With Kamu Grugier-Hill missing three games and Nigel Bradham four, Gerry has played a lot this year, and it hasn’t been all bad.

He’s played a career-high 391 defensive snaps and played a career-high 73 on Sunday.

He leads the Eagles with two interceptions and also has two sacks, including one of Tom Brady Sunday.

Gerry is one of only five players in the NFL with two sacks and two interceptions and only the third Eagles linebacker since Jeremiah Trotter in 2001 with two sacks and two INTs in the same season. DeMeco Ryans and Mychal Kendricks both did in 2013.
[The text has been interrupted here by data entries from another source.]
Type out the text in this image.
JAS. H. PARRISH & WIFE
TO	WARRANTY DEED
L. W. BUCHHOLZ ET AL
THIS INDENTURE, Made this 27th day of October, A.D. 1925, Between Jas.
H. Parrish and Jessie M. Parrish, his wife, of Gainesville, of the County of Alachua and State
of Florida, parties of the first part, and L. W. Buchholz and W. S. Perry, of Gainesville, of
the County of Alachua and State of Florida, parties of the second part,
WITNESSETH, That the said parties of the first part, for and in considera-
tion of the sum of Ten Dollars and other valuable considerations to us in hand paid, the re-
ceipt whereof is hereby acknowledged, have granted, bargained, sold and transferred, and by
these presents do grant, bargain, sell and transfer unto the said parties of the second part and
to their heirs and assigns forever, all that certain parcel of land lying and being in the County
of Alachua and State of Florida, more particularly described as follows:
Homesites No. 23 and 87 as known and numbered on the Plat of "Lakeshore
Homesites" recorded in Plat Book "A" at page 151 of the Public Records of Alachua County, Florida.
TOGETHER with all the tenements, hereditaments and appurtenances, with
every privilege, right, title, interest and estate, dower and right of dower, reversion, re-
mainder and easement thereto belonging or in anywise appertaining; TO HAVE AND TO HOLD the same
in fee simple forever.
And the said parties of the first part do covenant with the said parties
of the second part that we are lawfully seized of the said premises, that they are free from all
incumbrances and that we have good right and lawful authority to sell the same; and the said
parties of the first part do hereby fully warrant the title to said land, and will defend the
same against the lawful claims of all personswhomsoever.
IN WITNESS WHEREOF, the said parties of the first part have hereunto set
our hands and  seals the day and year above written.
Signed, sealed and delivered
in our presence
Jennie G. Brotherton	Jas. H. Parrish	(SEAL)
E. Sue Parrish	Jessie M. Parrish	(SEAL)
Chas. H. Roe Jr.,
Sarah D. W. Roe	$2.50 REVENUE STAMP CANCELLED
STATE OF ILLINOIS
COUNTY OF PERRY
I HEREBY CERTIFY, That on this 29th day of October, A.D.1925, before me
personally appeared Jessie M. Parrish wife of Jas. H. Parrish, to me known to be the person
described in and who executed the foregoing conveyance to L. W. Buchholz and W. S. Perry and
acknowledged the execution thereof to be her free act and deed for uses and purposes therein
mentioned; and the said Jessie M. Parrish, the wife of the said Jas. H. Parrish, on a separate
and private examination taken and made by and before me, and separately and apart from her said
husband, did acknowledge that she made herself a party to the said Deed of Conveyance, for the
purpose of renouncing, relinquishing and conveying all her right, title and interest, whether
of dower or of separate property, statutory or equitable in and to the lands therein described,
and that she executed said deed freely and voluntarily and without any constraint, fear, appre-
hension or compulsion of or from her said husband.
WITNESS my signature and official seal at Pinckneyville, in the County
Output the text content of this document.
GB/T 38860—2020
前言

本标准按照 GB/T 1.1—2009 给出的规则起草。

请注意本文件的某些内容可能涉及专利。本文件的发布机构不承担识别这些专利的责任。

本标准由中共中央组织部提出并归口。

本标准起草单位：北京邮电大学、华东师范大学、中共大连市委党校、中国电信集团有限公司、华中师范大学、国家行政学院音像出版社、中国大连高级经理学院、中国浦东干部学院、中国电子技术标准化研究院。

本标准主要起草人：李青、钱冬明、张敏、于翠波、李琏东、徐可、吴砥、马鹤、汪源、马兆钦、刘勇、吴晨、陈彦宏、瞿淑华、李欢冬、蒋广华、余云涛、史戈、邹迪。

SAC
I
But ask anybody who watched Eagles-Patriots about Gerry and they'll only remember one play.

Which is understandable.

It’s a tackle he has to make.

Burkhead, who preceeded Gerry by four years at Nebraska, is 5-10, 215 and not exactly a big-time playmaker. That was only his second career reception of 30 yards or more in seven NFL seasons.

Gerry took the loss particularly hard.

If he simply makes a routine tackle, the Patriots would have had 2nd-and-10 on their own 40-yard-line in a 10-10 game. And who knows.

The 30-yarder was the Patriots’ longest offensive play of the game by eight yards.

It’s hard,” Gerry said. “That drive turned into the only touchdown for them. Obviously, it hurts. You don’t ever want to say one play wins or loses you a game, but sometimes it does come down to that and that may have been one of those times. Obviously, it hurts me deep down to see how many yards I gave up. But I just have to learn from it and move on.

You know watching film with the other linebackers Tuesday wasn’t a particularly pleasant experience.

You have to watch the good and the bad,” he said. “Don’t try to be too hard on yourself sometimes, but at the end of the day it’s hard not to be.

At 6-foot-2, 230 pounds, Gerry really should be a situational linebacker playing primarily in clear passing situations. He’s had to play too many snaps out of necessity.

He’s 7th on the defense is snaps but 4th in tackles. But he knows it’s the one tackle he didn’t make that everybody will remember.

Until he gives them a reason not to.